Pourrais-je former d'autres projets et d'autres vœux en entrant dans ce temple de l'éloquence, de la poésie, de l'histoire, de la science des mœurs, et de tous les arts consacrés à l'instruction et au plaisir de l'esprit humain? temple immortel, où les talents sont encouragés et récompensés, où la grandeur elle-même, non contente d'être associée aux talents, les partage et les embellit; où enfin la critique, toujours aussi utile que sage, les éclaire et les perfectionne. A la vue de ce lieu respectable et des noms célèbres que présentent vos fastes, rapproché des modèles et des secours, mes premiers sentiments, après la reconnaissance, ne doivent-ils pas être ceux de la plus noble émulation? et tous mes regards ne s'arrêtent-ils pas nécessairement sur les exemples illustres qui m'apprennent l'emploi du temps, sur la nécessité de se rendre utile à son siècle, et sur la gloire d'apprendre à la postérité qu'on a vécu ?
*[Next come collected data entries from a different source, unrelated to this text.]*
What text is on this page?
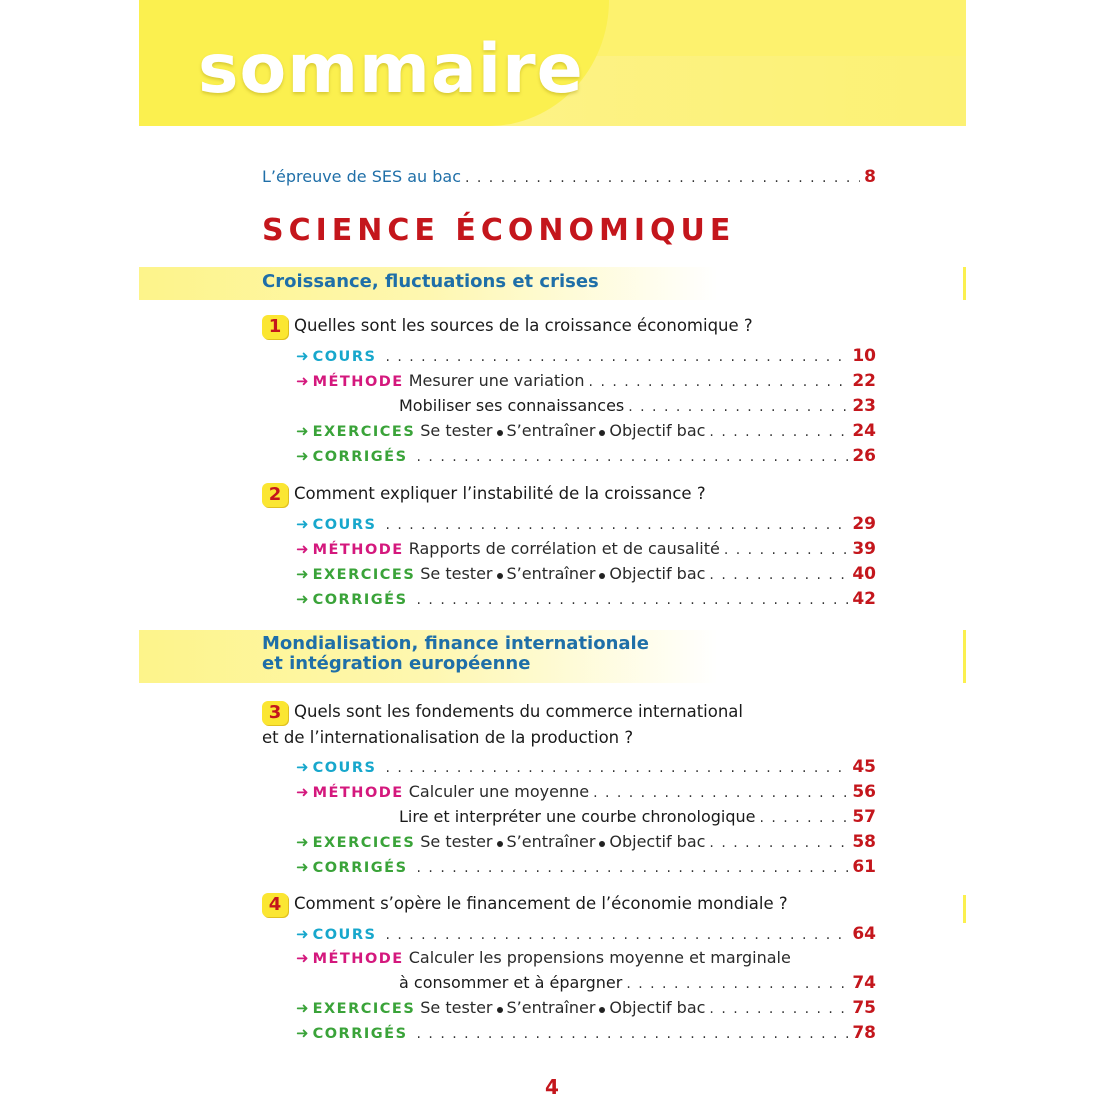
sommaire
L’épreuve de SES au bac . . .	8
SCIENCE ÉCONOMIQUE
Croissance, fluctuations et crises
1 Quelles sont les sources de la croissance économique ?
➜ COURS . . .	10
➜ MÉTHODE Mesurer une variation . . .	22
Mobiliser ses connaissances . . .	23
➜ EXERCICES Se tester S’entraîner Objectif bac . . .	24
➜ CORRIGÉS . . .	26
2 Comment expliquer l’instabilité de la croissance ?
➜ COURS . . .	29
➜ MÉTHODE Rapports de corrélation et de causalité . . .	39
➜ EXERCICES Se tester S’entraîner Objectif bac . . .	40
➜ CORRIGÉS . . .	42
Mondialisation, finance internationale
et intégration européenne
3 Quels sont les fondements du commerce international
et de l’internationalisation de la production ?
➜ COURS . . .	45
➜ MÉTHODE Calculer une moyenne . . .	56
Lire et interpréter une courbe chronologique . . .	57
➜ EXERCICES Se tester S’entraîner Objectif bac . . .	58
➜ CORRIGÉS . . .	61
4 Comment s’opère le financement de l’économie mondiale ?
➜ COURS . . .	64
➜ MÉTHODE Calculer les propensions moyenne et marginale
à consommer et à épargner . . .	74
➜ EXERCICES Se tester S’entraîner Objectif bac . . .	75
➜ CORRIGÉS . . .	78
4
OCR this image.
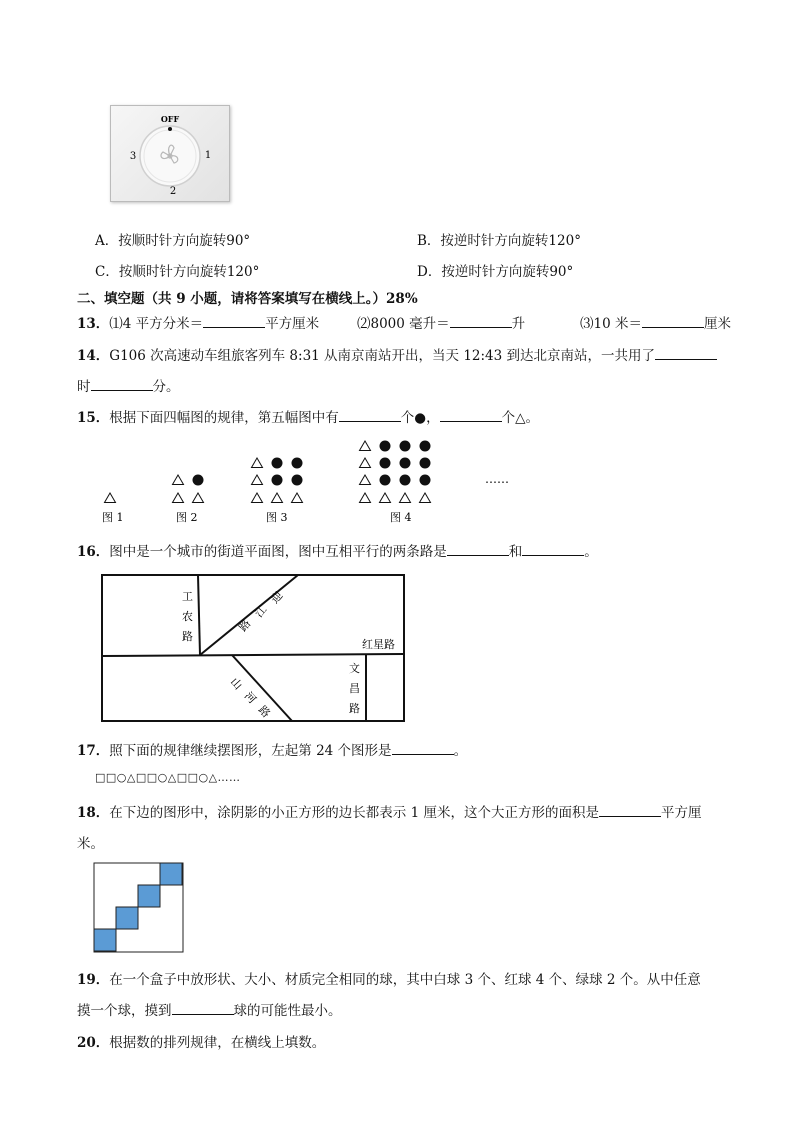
OFF
3	1
2
A．按顺时针方向旋转90°	B．按逆时针方向旋转120°
C．按顺时针方向旋转120°	D．按逆时针方向旋转90°
二、填空题（共 9 小题，请将答案填写在横线上。）28%
13．⑴4 平方分米＝	平方厘米	⑵8000 毫升＝	升	⑶10 米＝	厘米
14．G106 次高速动车组旅客列车 8:31 从南京南站开出，当天 12:43 到达北京南站，一共用了
时	分。
15．根据下面四幅图的规律，第五幅图中有	个●，	个△。
……
图 1	图 2	图 3	图 4
16．图中是一个城市的街道平面图，图中互相平行的两条路是	和	。
工
农
路
迎
江
路
红星路
山
河
路
文
昌
路
17．照下面的规律继续摆图形，左起第 24 个图形是	。
□□○△□□○△□□○△……
18．在下边的图形中，涂阴影的小正方形的边长都表示 1 厘米，这个大正方形的面积是	平方厘
米。
19．在一个盒子中放形状、大小、材质完全相同的球，其中白球 3 个、红球 4 个、绿球 2 个。从中任意
摸一个球，摸到	球的可能性最小。
20．根据数的排列规律，在横线上填数。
Tels furent, messieurs, et les principes et les exemples de l'homme estimable que vous venez de perdre toute sa vie fut appliquée, remplie, et digne de ses modèles; né avec un esprit facile et fécond, un talent heureux pour la poésie, une ame faite pour saisir et peindre les idées élevées et les sentiments nobles, un jugement toujours maître du talent, M. Danchet avait joint à ces dons de la nature tous les secours de l'art, toute la culture de l'étude et de la réflexion, les richesses des muses d'Athènes et de Rome, et tous les nou veaux trésors dont le Parnasse de l'Europe est enrichi depuis la fin des siècles barbares et la renaissance des lettres; instruit, formé par les oracles de la poésie, rempli de leurs beautés, animé de leur esprit, il mérita de parler leur langue, et de partager leurs lauriers.

Je ne m'arrêterai point à caractériser ses différents écrits, ni à rappeler les succès des Tyndarides, de Cyrus, de Nitétis, couronné plusieurs fois sur la scène tragique, et le rang distingué qu'Hésione, Tancrède, et les Fêtes Vénitiennes, tiendront toujours sur la scène lyrique : c'est aux ouvrages à parler de leur auteur; tout autre témoignage est suspect ou superflu. Mais il est uu

tribut plus cher que je puis payer à la mémoire de M. Danchet avec toute l'autorité du témoignage public, et avec cette satisfaction du cœur qui accompagne la vérité; un tribut dont je ne dois rien omettre pour sa gloire et celle des talents même; un titre plus honorable que les succès et que le frivole mérite de n'avoir que de l'esprit; un éloge fait pour intéresser également et celui qui le donne et ceux qui l'écoutent: avantage bien rare pour la louange !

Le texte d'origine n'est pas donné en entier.